I’m sort of staggered by the parallels between poetry and programming. Both are (relatively) compact modes of expression and are designed to do something in the world. They concern themselves with syntax, idiom, style, form, and clarity. Both are, in my opinion, read much less frequently and widely than they should be. I believe that, fundamentally, poems are programs—they’re just programs meant to elicit emotional responses in humans rather than perform computations on machines.
One of the ways I grew most as a poet was by doing translations, usually from French and German (I particularly like translating Jacques Prévert and Rilke). Translation makes us carefully and deeply examine our assumptions about language and how we view the world, and it’s one of the few ways we grow both as practitioners of a new skill (the foreign language) and those we take for granted (thinking and writing clearly). I’ve come to view the translation of ideas as fundamental to the critical examination of those ideas, so I do my best to apply translation as a clarifying tool whenever possible.
I became very interested in machine learning and neural networks last year. I’m in the process of reading a bunch of papers and taking a course or two on Udacity, and while doing all this I stumbled across this tutorial explaining simple neural networks and backpropagation. I found this post helpful and wonderfully readable, but even though I’m literate in Python, I found myself constantly looking up what the NumPy functions were doing. I figured that since translation has served me so well in poetry, it might be a nice exercise to translate this bit of Python into something I know a little better. So! I translated Part I of the tutorial (originally in Python + NumPy) to Clojure + the core.matrix library. It looks like this:
(ns neural.net
{:doc "A little neural network written in Clojure.
See: http://iamtrask.github.io/2015/07/12/basic-python-network/"
:author "Eric Weinstein <eric.q.weinstein@gmail.com>"}
(:require [clojure.core.matrix :as m]
[clojure.pprint :refer [pprint]]))
(defn- sigmoid
"Our nonlinear activation function. See:
https://en.wikipedia.org/wiki/Sigmoid_function"
[n]
(/ 1 (+ 1 (Math/exp (* -1 n)))))
(defn- sigmoid-deriv
"Derivative of the sigmoid function. See:
http://www.ai.mit.edu/courses/6.892/lecture8-html/sld015.htm"
[n]
(* n (- 1 n)))
(def input
"Input data!"
[[0 0 1]
[0 1 1]
[1 0 1]
[1 1 1]])
(def output
"Output data!"
[[0] [0] [1] [1]])
(defn- synapse
"Creates a synapse with random weights. Example:
(synapse 3 2)
;; => [[-0.5 -0.1]
[-0.25 -0.2]
[-0.1 -0.3]]"
[row col]
(partition col
(mapv #(* 2 (- % 0.5))
(take (* col row)
(repeatedly rand)))))
;; Create a synapse (a connection between
;; our input and hidden layers, which are
;; layer-0 and layer-1 below, respectively).

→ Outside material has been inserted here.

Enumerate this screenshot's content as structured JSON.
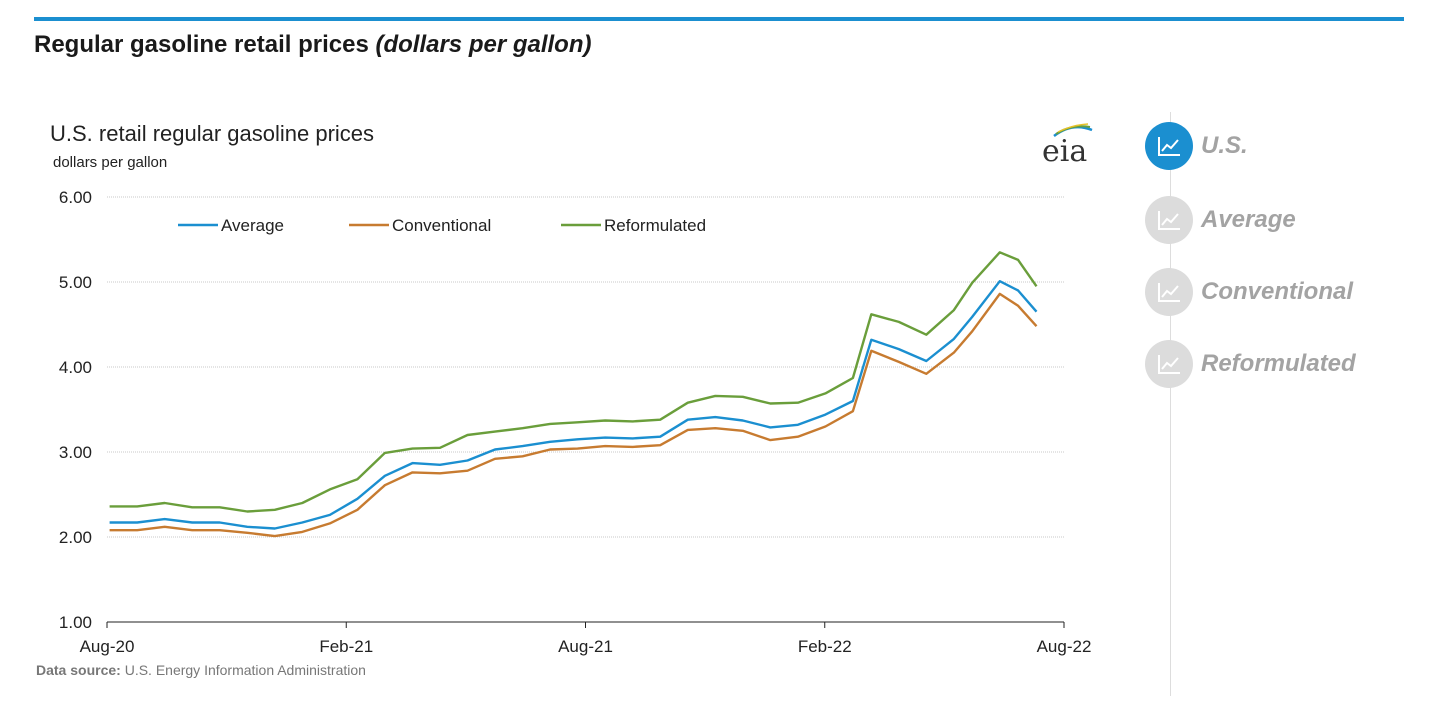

(def synapse-0 (atom (synapse 3 1)))
(defn- train
"Trains our neural network. Takes a number, n,
which is the number of iterations to run."
[n]
(dotimes [i n]
(let [layer-0 input
;; Feed forward through our hidden layer
layer-1 (mapv #(mapv sigmoid %) (m/dot layer-0 @synapse-0))
;; How much were we off by?
error (m/sub output layer-1)
;; Multiply our error by the slope of the
;; sigmoid function at the values in layer-1
delta (m/dot error (mapv #(map sigmoid-deriv %) layer-1))]
;; Update our weights
(swap! synapse-0 (partial m/add (m/dot (m/transpose layer-0) delta)))
;; How are we doing?
(pprint layer-1))))
(defn -main
[& args]
(train 10000))
This is a reasonably faithful translation from the original Python, though there are a few bits and pieces that aren’t perfect:
- I’m not jazzed about the continual rebinding (
let
insidedotimes
). - This version prints much more frequently than the original (every line rather than just at the end), but I wanted to watch the hidden layer change with each iteration.
- I’m not thrilled that I’m not seeding
rand
each time, so my results aren’t reproducible. You can do it by redefiningclojure.core/rand
:
(def r (java.util.Random. 0))
(defn rand
([] (.nextDouble r))
([n] (.nextInt r n)))
…but I’m not sure I recommend it. Redefining core functions can lead to wonky behavior, and I’m sure there’s a better way to ensure reproducibility (either a more elegant Java interop or a numerical/machine learning library that abstracts this away). The point though, I think, is that I understand the code and the library calls in a way that I wouldn’t have had I simply typed the program from memory or just read through the NumPy documentation.
Translation, like teaching, requires a thorough understanding—a filling-in of all the blank spots on the map—and I think this is crucial to deep learning (pun super intended) for everything from nineteenth-century German poetry to twenty-first century neural networks.